Modifications can be made to fluids and foods so that they are easier and safer to swallow. If your child is put on a modified diet by your speech pathologist, it is important that the recommended modifications are followed closely.
Children, who are transitioning from tube to oral feeds, may increase the variety of foods in their diets more slowly and more cautiously than other children. It is important to offer foods regularly as tastes change and develop.
Example: Fluid modifications:
Fluid runs freely from the spoon but leaves a mild coating
Fluid slowly drips in dollops off the end of the spoon
Fluid sits on spoon and does not flow off it
Example diet modifications:
Food may be naturally soft or is cooked/cut to alter its texture
Minced and moist
Food is soft, moist & easily mashed with a fork; lumps are smooth and rounded
Food is smooth, moist and lump free; may have a grainy quality
Access to utensils/equipment
Modified or specialist equipment may be recommended for your child when they start their oral intake. This will be decided by your speech pathologist and or occupational therapist. Specialist equipment may include special teats/bottles, cups, utensils, oral-facial stimulation materials and seating systems. Many of these products are available commercially or alternatively your therapist will help you source these items.
Multidisciplinary team approach
Children who are transitioning from tube to oral feeds will need help from a team of health professionals. Your team may include some or all of the following:
- nurse consultant
- speech pathologist
- occupational therapist
Removal of the feeding tube
A feeding tube should stay in place until your child can consistently eat and drink enough food and fluid, even in times of illness. Removing the tube too early may result in extra long mealtimes for you and your child and place your child at risk of malnutrition and poor growth.

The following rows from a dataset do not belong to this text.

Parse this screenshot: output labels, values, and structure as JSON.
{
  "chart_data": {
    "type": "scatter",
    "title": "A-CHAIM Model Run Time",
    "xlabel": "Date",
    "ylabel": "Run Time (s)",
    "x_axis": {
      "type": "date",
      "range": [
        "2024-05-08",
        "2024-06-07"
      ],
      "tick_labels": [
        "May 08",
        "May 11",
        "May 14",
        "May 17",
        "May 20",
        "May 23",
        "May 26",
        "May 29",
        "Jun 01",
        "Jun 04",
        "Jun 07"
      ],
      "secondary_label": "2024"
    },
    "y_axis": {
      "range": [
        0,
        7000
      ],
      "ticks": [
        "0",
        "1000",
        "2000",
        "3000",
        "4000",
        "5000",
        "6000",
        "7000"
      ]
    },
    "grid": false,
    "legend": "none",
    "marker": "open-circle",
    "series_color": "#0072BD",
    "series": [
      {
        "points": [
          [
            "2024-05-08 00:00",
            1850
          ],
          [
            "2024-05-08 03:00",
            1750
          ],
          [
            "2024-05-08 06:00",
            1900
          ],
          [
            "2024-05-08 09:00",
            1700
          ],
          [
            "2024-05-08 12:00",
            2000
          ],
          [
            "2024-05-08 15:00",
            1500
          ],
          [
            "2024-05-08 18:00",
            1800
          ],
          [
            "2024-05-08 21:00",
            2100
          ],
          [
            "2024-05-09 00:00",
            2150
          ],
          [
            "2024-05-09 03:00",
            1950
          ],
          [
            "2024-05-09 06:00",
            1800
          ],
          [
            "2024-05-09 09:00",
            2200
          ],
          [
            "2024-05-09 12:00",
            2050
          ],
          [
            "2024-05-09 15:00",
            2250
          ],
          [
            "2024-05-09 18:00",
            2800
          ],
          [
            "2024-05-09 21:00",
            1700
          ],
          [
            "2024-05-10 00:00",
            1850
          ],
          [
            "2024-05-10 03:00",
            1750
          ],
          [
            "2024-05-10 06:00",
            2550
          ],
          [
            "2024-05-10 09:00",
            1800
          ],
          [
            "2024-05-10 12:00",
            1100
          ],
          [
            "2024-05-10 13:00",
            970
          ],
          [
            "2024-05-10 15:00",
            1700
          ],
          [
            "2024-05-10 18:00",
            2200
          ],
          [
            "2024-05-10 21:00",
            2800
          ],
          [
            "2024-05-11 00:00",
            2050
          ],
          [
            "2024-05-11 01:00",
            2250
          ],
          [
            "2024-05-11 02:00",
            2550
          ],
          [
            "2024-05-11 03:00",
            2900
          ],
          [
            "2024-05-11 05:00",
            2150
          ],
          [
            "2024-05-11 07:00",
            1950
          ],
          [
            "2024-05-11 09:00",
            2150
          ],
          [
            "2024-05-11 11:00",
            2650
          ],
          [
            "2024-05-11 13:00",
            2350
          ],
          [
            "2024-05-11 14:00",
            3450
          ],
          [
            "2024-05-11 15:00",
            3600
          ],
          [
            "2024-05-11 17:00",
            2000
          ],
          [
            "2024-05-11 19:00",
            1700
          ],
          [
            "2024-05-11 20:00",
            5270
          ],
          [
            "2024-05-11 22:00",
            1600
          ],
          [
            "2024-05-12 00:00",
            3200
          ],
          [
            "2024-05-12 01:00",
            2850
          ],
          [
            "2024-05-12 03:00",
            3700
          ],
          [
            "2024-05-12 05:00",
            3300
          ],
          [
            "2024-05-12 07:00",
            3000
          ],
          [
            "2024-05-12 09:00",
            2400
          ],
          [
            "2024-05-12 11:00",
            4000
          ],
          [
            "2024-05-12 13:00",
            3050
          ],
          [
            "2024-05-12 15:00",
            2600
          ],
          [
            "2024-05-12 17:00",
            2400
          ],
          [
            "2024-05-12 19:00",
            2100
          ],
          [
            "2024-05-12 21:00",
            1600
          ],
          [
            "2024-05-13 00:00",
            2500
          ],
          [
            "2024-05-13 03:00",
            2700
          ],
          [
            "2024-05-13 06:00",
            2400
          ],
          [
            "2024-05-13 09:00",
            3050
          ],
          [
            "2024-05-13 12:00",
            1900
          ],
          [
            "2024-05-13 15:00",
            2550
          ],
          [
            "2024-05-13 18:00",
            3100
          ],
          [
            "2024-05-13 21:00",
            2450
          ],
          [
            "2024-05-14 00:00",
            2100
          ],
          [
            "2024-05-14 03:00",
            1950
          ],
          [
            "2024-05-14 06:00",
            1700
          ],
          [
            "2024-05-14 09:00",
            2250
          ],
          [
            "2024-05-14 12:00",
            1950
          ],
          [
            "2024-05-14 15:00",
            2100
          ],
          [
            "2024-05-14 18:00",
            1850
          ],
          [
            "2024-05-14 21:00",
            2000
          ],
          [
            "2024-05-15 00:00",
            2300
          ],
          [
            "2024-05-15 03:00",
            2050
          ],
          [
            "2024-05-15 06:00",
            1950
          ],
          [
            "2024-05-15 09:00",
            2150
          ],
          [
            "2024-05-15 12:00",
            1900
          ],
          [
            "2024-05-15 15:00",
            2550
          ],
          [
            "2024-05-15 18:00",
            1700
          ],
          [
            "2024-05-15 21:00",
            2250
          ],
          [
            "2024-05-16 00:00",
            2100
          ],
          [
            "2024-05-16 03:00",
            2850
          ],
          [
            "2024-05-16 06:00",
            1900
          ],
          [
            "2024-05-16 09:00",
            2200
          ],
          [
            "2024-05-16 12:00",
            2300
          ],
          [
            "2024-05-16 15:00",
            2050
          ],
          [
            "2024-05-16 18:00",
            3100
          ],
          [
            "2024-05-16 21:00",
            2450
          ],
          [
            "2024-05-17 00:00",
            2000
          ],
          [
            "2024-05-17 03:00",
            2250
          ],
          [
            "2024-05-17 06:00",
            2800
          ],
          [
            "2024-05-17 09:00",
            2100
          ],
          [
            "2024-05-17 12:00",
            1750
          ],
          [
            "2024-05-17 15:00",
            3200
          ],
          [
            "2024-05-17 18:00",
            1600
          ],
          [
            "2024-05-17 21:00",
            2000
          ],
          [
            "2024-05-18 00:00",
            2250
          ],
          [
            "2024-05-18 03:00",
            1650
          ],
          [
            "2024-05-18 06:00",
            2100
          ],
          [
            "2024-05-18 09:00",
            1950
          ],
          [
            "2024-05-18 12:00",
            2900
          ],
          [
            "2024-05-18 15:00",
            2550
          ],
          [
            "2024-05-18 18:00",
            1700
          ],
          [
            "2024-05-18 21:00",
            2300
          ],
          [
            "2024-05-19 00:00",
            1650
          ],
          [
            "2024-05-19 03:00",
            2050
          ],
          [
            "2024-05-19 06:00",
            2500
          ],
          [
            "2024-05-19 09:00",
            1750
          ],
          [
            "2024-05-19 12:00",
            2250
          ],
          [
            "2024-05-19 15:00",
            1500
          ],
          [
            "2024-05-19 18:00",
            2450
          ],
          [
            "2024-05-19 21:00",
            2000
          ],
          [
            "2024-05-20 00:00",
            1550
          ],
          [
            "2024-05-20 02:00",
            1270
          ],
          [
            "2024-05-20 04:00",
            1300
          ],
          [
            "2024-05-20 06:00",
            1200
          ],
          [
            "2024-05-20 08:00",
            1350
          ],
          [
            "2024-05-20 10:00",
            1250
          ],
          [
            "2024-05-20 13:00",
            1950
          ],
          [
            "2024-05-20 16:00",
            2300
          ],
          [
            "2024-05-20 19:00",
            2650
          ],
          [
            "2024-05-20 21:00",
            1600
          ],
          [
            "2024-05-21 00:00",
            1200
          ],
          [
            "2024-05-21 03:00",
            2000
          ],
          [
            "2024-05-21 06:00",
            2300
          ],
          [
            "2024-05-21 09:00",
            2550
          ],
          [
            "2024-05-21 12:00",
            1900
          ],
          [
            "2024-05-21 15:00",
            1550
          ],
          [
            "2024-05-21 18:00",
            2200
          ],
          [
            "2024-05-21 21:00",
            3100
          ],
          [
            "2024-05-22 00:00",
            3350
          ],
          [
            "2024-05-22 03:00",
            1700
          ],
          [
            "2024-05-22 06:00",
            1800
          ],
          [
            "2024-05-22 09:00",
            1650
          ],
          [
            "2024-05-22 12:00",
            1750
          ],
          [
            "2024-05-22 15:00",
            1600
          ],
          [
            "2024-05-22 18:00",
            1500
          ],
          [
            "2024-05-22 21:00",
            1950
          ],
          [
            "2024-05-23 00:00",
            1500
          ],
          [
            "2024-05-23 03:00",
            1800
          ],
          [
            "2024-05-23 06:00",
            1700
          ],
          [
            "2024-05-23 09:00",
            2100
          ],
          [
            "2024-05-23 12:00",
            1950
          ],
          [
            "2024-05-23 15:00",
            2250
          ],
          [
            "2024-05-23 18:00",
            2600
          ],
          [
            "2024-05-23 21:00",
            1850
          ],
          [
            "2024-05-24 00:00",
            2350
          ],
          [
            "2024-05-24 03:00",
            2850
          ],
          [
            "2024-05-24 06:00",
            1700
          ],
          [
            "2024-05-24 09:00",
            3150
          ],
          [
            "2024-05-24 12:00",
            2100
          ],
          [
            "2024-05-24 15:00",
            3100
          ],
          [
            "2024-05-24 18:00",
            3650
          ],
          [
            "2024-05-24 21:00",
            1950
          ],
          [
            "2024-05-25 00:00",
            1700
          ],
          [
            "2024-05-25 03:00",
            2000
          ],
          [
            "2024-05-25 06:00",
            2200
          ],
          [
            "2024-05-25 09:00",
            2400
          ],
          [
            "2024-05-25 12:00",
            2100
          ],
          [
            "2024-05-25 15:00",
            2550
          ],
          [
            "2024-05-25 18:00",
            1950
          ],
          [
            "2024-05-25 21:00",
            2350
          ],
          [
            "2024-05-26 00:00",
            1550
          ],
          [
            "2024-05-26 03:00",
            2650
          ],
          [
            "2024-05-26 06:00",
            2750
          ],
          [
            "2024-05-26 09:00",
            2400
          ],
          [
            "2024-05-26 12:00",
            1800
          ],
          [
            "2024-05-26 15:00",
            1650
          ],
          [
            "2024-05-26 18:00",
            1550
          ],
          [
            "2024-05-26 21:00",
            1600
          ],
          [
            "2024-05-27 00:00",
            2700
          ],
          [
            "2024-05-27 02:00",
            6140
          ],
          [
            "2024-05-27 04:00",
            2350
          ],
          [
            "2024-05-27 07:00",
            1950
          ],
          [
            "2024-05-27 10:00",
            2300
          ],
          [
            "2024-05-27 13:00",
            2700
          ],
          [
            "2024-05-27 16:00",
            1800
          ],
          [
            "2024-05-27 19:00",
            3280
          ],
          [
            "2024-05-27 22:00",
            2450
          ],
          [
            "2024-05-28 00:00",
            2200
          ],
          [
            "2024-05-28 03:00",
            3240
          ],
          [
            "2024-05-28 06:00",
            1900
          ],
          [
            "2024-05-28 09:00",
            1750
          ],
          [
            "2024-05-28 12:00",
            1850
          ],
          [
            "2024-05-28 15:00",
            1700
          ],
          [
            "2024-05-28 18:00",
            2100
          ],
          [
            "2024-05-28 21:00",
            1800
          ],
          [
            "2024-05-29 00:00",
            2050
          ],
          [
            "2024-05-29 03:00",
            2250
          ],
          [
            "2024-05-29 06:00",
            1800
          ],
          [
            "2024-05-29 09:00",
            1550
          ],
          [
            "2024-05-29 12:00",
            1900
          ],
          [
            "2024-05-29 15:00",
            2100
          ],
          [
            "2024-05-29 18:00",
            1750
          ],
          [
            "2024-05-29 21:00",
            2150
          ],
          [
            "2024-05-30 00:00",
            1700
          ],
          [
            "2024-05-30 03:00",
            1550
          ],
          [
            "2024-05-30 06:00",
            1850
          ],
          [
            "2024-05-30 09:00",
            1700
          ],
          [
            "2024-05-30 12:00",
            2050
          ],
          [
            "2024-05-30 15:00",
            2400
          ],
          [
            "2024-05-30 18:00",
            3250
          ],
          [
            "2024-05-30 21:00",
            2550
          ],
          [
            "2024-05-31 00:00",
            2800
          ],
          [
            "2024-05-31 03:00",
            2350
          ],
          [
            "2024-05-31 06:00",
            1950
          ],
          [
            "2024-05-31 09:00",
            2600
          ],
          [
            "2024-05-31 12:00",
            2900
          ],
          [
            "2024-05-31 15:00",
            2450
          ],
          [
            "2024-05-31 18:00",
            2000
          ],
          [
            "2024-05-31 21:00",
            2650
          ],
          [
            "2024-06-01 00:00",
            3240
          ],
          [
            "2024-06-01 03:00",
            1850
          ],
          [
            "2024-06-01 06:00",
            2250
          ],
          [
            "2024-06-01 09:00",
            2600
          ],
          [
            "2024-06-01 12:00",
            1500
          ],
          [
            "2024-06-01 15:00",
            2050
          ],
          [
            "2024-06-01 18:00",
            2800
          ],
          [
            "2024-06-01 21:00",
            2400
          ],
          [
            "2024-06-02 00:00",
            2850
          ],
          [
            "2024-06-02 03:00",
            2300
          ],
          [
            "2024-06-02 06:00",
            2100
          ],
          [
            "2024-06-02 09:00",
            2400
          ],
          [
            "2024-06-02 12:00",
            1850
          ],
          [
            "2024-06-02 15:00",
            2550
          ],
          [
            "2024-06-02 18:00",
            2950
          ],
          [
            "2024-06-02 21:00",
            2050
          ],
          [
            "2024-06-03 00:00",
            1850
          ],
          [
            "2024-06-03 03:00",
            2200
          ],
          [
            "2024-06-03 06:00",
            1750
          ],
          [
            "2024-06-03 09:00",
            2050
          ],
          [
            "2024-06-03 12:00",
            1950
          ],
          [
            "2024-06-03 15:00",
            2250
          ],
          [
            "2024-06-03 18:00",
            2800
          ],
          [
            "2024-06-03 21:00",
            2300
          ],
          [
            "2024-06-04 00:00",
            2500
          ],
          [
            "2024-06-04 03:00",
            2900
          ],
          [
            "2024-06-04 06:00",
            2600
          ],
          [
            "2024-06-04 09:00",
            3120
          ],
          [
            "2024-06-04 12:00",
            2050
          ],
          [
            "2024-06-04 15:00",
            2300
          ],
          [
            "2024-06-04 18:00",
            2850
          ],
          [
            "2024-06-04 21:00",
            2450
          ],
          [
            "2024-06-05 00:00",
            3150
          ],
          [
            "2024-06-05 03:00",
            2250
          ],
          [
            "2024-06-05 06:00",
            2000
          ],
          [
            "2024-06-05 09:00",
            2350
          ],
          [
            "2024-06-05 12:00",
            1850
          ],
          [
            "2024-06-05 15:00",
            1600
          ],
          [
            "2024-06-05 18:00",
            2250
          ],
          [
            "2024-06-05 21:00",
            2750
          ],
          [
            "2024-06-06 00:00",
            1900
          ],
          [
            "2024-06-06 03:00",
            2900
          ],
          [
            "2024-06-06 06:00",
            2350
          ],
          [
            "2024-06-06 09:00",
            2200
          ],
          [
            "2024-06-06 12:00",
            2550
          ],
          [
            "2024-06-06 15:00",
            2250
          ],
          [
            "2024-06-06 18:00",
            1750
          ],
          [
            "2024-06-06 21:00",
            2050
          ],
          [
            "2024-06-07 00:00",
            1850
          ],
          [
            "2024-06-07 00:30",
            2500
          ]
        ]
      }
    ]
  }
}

- To check how ready your child is to transition towards oral feeling, consider the readiness factors.
- A speech pathologist may need to assess your child’s ability to swallow when beginning a program of oral activities and especially BEFORE any food or liquid is introduced.
- Close monitoring and management by your child’s speech pathologist is necessary to evaluate ongoing safety and efficiency of the swallowing mechanism.